Our methodology comprises a reproducible and scalable process, an operationally stable perovskite formulation, and a photo and thermally stable layer stack (layer stack: ITO/NiOx/ FA_0.80Cs_0.20Pb(I_0.94Br_0.06)₃ /ETL/ITO). The robustness of this process is demonstrated by its run-to-run reproducibility, establishing a foundation for an equitable comparison of outdoor performance among samples. We present the real-time performance of our perovskite modules over 4 years and discuss the strategies employed to achieve more extended stability as we scaled up our modules to 800 cm2 [7].

Our innovative approach integrates a feedback loop based on in-lab characterization, outdoor performance results, and degradation analysis to enhance our understanding and enable adjustments for prolonged lifetimes. In the conference we will elaborate on our approach to the performance tests that have led to process modifications, giving rise to new generations of modules characterized by improved performance, stability, and area coverage.

We investigate the data for the correlation between outdoor performance and irradiance levels, alongside temperature variations. Figure 1 displays the mini-module PCE evolution up to the summer of 2024 alongside the temperature variations of the modules. Preliminary analysis suggests a consistent burn-in period for all samples, within the initial 3 months of outdoor deployment. This results in a performance decline of approximately 30% from the initial levels, followed by a performance stabilization over extended durations. From this dataset extending from 6 months in some locations to +4 years in others, we expect to discern dependences on irradiance levels, seasons, climates, and temperatures. Insights from the outdoor deployment of modules in Cyprus highlighted potential reasons for module failure, such as thermomechanical issues or the formation of ionic barriers. Through further investigation and deeper characterization, we aim to determine whether permanent degradation arises primarily from one of these stressors or a combination of both.

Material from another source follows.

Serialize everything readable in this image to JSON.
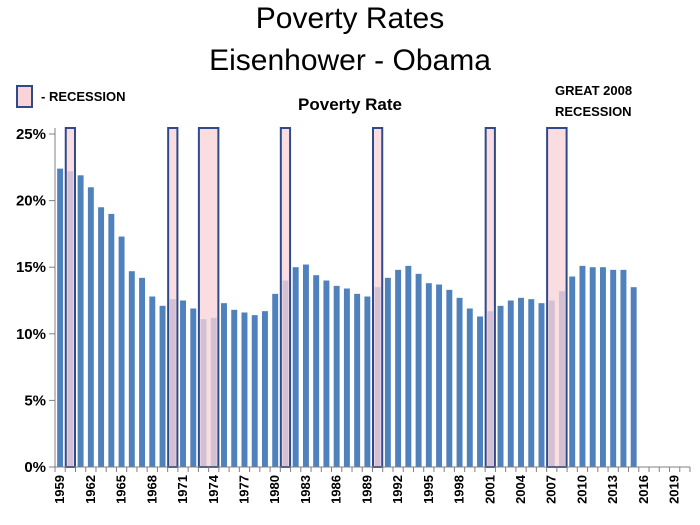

Figure 1: Upper plot: PCE evolution over time for samples considered in the study. Lower plot: Module temperature variations for different locations considered in the study.

Using the insights gathered from outdoor performance data, our objective is to refine our perovskite formulation, layer stack, and module design. Looking ahead to future developments, we are focusing on Gen 3 modules, to enhance the performance of our large-area modules while maintaining their exceptional stability.